Aktenzeichen 63 IN 478/25
Im Insolvenzeröffnungsverfahren über das Vermögen der Strahlenberger Straße Kaiserlei Grundbesitzgesellschaft mbH hat das Amtsgericht Cottbus als zuständiges Insolvenzgericht eine weitreichende Sicherungsentscheidung getroffen. Die Gesellschaft mit Sitz in Schönefeld, eingetragen im Handelsregister des Amtsgerichts Cottbus unter HRB 15199, wird durch ihren Geschäftsführer Julian Kunz vertreten.

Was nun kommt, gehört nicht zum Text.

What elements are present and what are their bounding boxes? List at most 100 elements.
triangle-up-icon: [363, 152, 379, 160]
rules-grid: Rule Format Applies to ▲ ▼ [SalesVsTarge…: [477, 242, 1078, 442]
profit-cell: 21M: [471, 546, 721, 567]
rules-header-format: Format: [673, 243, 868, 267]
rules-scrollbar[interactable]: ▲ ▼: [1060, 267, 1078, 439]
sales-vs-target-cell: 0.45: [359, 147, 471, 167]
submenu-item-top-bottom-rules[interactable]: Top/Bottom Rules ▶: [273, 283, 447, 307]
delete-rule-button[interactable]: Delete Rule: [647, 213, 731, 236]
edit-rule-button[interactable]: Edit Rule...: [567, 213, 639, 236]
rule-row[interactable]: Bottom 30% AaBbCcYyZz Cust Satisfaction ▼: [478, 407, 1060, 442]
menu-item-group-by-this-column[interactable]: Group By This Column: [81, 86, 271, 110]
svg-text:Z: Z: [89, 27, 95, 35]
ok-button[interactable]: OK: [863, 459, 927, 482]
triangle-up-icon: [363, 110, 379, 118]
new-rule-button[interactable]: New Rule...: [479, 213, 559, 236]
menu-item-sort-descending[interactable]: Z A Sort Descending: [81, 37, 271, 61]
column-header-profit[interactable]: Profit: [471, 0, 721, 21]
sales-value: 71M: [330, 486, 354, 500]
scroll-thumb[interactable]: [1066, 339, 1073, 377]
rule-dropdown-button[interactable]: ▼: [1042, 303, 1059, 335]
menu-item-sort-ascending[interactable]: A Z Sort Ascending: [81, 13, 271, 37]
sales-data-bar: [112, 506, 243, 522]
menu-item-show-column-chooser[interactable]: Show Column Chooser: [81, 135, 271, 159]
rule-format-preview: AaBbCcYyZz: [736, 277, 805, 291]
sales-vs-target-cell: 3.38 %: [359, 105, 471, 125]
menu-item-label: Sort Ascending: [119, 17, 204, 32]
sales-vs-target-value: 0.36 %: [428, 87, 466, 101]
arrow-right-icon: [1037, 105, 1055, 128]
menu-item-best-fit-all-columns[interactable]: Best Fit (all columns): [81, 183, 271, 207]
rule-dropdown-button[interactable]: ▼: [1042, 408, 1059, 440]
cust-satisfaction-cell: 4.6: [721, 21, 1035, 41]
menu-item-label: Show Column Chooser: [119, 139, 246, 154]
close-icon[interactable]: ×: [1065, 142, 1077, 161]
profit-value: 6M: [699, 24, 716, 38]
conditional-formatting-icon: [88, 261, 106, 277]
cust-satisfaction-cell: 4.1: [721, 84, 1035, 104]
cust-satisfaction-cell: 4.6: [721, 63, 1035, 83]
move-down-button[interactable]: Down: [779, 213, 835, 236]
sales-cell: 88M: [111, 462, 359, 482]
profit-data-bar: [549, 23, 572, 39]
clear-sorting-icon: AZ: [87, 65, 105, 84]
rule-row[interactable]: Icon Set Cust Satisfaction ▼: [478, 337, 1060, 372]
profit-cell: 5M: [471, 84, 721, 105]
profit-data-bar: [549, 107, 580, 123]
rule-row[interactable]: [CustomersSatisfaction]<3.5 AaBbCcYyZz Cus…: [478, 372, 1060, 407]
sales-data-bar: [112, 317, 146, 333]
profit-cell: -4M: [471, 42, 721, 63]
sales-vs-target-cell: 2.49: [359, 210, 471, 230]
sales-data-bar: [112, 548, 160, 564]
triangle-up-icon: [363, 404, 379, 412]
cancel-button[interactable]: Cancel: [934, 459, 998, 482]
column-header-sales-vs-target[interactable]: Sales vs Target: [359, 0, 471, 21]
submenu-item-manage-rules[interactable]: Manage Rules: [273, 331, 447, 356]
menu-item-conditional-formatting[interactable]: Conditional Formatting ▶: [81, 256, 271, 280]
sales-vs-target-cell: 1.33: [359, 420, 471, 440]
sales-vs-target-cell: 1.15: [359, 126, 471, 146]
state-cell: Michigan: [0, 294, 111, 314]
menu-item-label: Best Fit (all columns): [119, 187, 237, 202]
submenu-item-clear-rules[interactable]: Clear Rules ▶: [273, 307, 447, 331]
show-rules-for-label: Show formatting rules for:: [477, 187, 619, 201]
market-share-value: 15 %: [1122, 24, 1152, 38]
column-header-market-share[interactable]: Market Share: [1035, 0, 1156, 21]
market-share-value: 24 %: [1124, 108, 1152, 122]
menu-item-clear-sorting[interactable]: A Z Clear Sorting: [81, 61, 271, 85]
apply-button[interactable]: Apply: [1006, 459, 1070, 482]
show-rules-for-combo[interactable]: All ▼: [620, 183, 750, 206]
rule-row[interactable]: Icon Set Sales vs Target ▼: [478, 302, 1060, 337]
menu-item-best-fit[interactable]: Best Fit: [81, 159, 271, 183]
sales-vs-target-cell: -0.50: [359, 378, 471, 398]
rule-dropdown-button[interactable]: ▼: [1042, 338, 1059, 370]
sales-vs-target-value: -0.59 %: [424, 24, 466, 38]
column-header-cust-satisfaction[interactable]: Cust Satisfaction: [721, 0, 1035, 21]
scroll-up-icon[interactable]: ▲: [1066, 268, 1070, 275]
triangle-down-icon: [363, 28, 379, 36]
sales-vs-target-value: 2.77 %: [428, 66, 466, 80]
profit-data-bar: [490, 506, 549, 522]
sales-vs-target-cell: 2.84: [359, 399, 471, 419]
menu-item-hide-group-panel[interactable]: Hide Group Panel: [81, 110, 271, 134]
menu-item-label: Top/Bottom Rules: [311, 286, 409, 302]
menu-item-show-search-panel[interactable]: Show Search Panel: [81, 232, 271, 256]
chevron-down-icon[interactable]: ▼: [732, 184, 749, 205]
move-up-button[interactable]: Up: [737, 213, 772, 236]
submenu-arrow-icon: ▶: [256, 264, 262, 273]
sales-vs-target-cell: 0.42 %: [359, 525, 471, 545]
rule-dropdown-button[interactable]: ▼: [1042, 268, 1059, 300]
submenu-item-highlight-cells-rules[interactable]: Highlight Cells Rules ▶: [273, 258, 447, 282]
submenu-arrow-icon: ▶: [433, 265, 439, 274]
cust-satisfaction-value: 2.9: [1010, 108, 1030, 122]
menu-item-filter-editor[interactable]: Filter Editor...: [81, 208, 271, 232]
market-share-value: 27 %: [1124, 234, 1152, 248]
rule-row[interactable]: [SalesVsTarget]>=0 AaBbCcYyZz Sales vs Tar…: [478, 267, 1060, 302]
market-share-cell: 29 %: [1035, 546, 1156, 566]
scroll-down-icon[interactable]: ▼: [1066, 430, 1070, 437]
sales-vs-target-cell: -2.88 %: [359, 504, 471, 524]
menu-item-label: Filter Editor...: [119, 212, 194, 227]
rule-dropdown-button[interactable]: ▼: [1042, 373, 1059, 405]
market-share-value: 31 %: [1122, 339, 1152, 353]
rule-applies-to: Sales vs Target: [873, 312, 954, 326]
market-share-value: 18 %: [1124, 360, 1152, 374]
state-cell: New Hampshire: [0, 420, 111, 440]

Anlass des Verfahrens sind sowohl ein Eigenantrag der Schuldnerin als auch ein Insolvenzantrag des Finanzamts für Körperschaften I in Berlin als antragstellender Gläubiger.
Mit Beschluss vom 14.01.2026 ordnete das Gericht zur Sicherung des Schuldnervermögens die vorläufige Insolvenzverwaltung an. Ziel dieser Maßnahme ist es, nachteilige Veränderungen in der Vermögenslage der Gesellschaft zu verhindern und die Interessen der Gläubiger bis zur Entscheidung über die Verfahrenseröffnung zu wahren. Zum vorläufigen Insolvenzverwalter wurde Rechtsanwalt Knut Rebholz mit Kanzleisitz in Cottbus bestellt.
Gleichzeitig wurde ein umfassender Zustimmungsvorbehalt angeordnet. Verfügungen der Schuldnerin über ihr Vermögen sind seitdem nur noch mit Zustimmung des vorläufigen Insolvenzverwalters wirksam. Diese Regelung erstreckt sich ausdrücklich auch auf die Einziehung von Außenständen und schränkt die wirtschaftliche Handlungsfreiheit der Gesellschaft erheblich ein. Damit liegt die Kontrolle über wesentliche Vermögensbewegungen faktisch beim vorläufigen Insolvenzverwalter.
Die Schuldnerin wird in dem Verfahren anwaltlich vertreten durch Rechtsanwalt Dr. Oliver Damerius, LL.M., sowie durch Rechtsanwalt Matthias Gehrke, die beide bereits im Vorfeld des Insolvenzantrags mandatiert waren. Die Entscheidung des Insolvenzgerichts markiert eine entscheidende Phase des Verfahrens, in der die wirtschaftliche Situation der Gesellschaft geprüft und die Grundlagen für den weiteren Fortgang des Insolvenzverfahrens gelegt werden.
Mit der Anordnung der vorläufigen Insolvenzverwaltung ist das Verfahren in eine formalisierte Sicherungsphase eingetreten, die regelmäßig der Vorbereitung einer möglichen Verfahrenseröffnung oder alternativ einer Beendigung des Verfahrens dient. Welche dieser Entwicklungen folgen wird, bleibt den weiteren Prüfungen und gerichtlichen Entscheidungen vorbehalten.